In this session the presenters will talk about several applications of Integration Cloud Service (ICS) with customers from Capgemini. Whilst presenting the use cases, the reasoning for adopting ICS over other integration options will be explained and some of the design considerations that had to be addressed in the application of ICS. Whilst looking at the example cases, factors involved in deciding which iPaaS offering to adopt based on needs.
This session will be presented by Phil Wilkins one of the authors of the book Implementing Oracle Integration Cloud Service and supporting blog.

Microservices in a Monolith World

04/12/2017 15:25

Whilst microservices are mainstream thinking, many organisations make significant long term investments in application containers such as WebLogic and can be resistant to moving on from such investments. So how do we realise the microservice thinking with such constraints? This presentation looks at several approaches that can allow us to leverage microservice thinking without sacrificing the existing investment.
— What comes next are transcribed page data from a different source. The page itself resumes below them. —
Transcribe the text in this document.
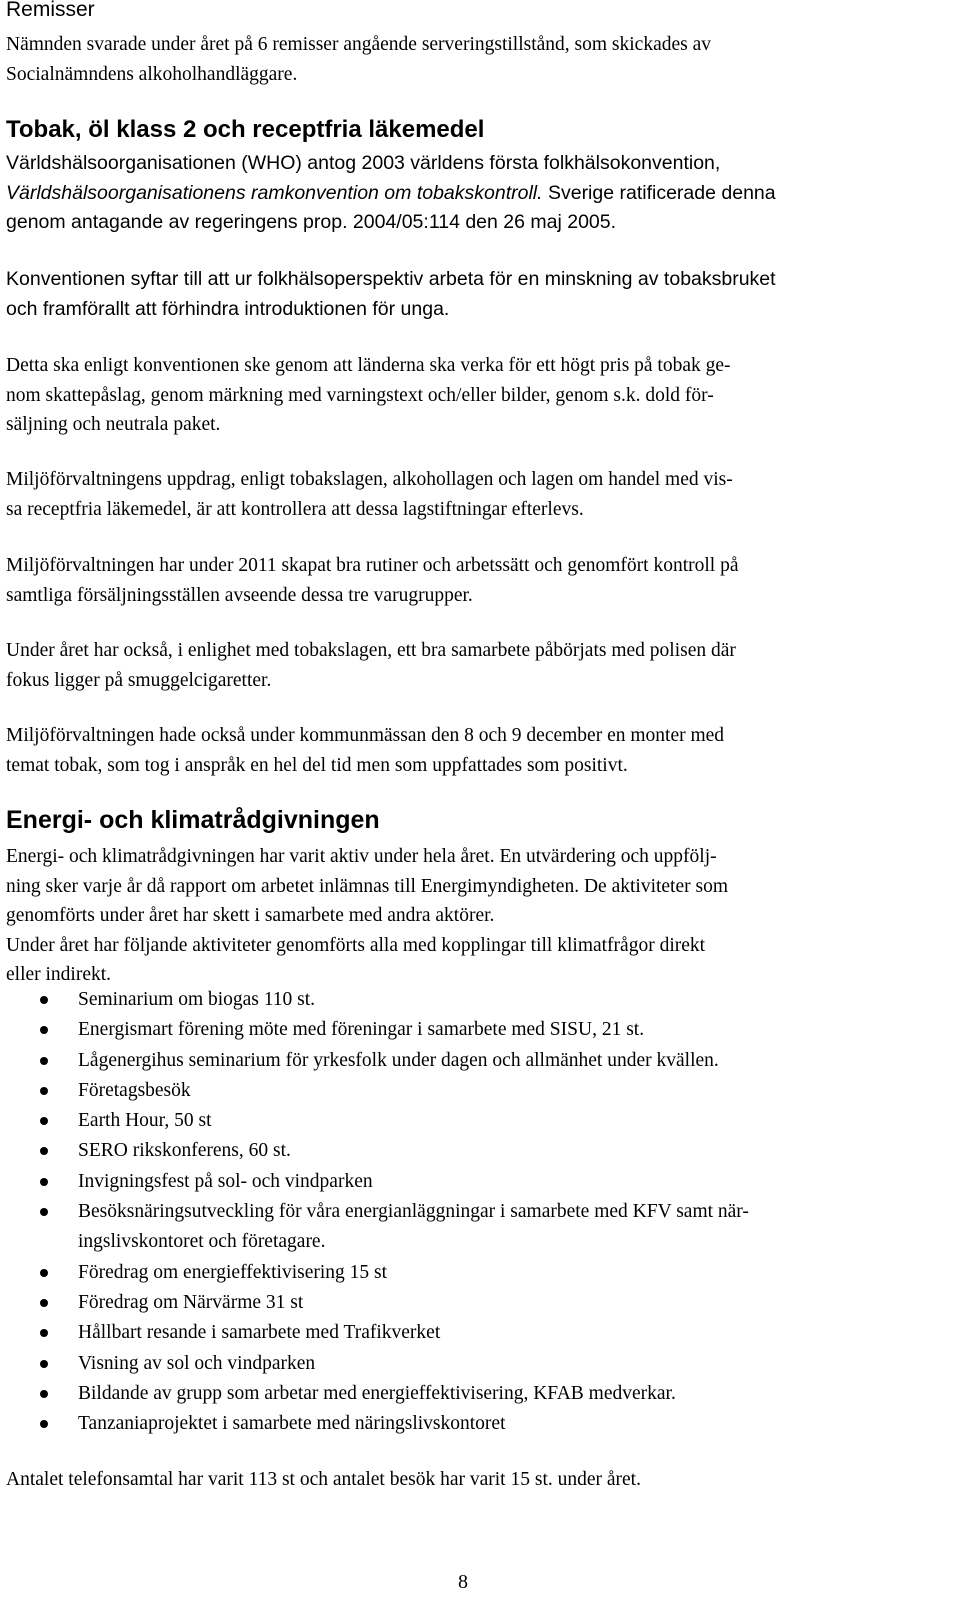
Remisser
Nämnden svarade under året på 6 remisser angående serveringstillstånd, som skickades av
Socialnämndens alkoholhandläggare.
Tobak, öl klass 2 och receptfria läkemedel
Världshälsoorganisationen (WHO) antog 2003 världens första folkhälsokonvention,
Världshälsoorganisationens ramkonvention om tobakskontroll. Sverige ratificerade denna
genom antagande av regeringens prop. 2004/05:114 den 26 maj 2005.
Konventionen syftar till att ur folkhälsoperspektiv arbeta för en minskning av tobaksbruket
och framförallt att förhindra introduktionen för unga.
Detta ska enligt konventionen ske genom att länderna ska verka för ett högt pris på tobak ge-
nom skattepåslag, genom märkning med varningstext och/eller bilder, genom s.k. dold för-
säljning och neutrala paket.
Miljöförvaltningens uppdrag, enligt tobakslagen, alkohollagen och lagen om handel med vis-
sa receptfria läkemedel, är att kontrollera att dessa lagstiftningar efterlevs.
Miljöförvaltningen har under 2011 skapat bra rutiner och arbetssätt och genomfört kontroll på
samtliga försäljningsställen avseende dessa tre varugrupper.
Under året har också, i enlighet med tobakslagen, ett bra samarbete påbörjats med polisen där
fokus ligger på smuggelcigaretter.
Miljöförvaltningen hade också under kommunmässan den 8 och 9 december en monter med
temat tobak, som tog i anspråk en hel del tid men som uppfattades som positivt.
Energi- och klimatrådgivningen
Energi- och klimatrådgivningen har varit aktiv under hela året. En utvärdering och uppfölj-
ning sker varje år då rapport om arbetet inlämnas till Energimyndigheten. De aktiviteter som
genomförts under året har skett i samarbete med andra aktörer.
Under året har följande aktiviteter genomförts alla med kopplingar till klimatfrågor direkt
eller indirekt.
Seminarium om biogas 110 st.
Energismart förening möte med föreningar i samarbete med SISU, 21 st.
Lågenergihus seminarium för yrkesfolk under dagen och allmänhet under kvällen.
Företagsbesök
Earth Hour, 50 st
SERO rikskonferens, 60 st.
Invigningsfest på sol- och vindparken
Besöksnäringsutveckling för våra energianläggningar i samarbete med KFV samt när-
ingslivskontoret och företagare.
Föredrag om energieffektivisering 15 st
Föredrag om Närvärme 31 st
Hållbart resande i samarbete med Trafikverket
Visning av sol och vindparken
Bildande av grupp som arbetar med energieffektivisering, KFAB medverkar.
Tanzaniaprojektet i samarbete med näringslivskontoret
Antalet telefonsamtal har varit 113 st och antalet besök har varit 15 st. under året.
8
Why Should I Consider Oracle Messaging Cloud Service as an Integration Solution?

04/12/2017 17:55

Oracle Messaging Cloud Service is an often-overlooked service in the family of iPaaS options, but why? So, what makes it worth considering and makes it more contemporary than JMS with Java Cloud Service? This presentation will look at what differentiates MCS from JCS and Event Hub and others and does it offer that makes it distinct and worthwhile option?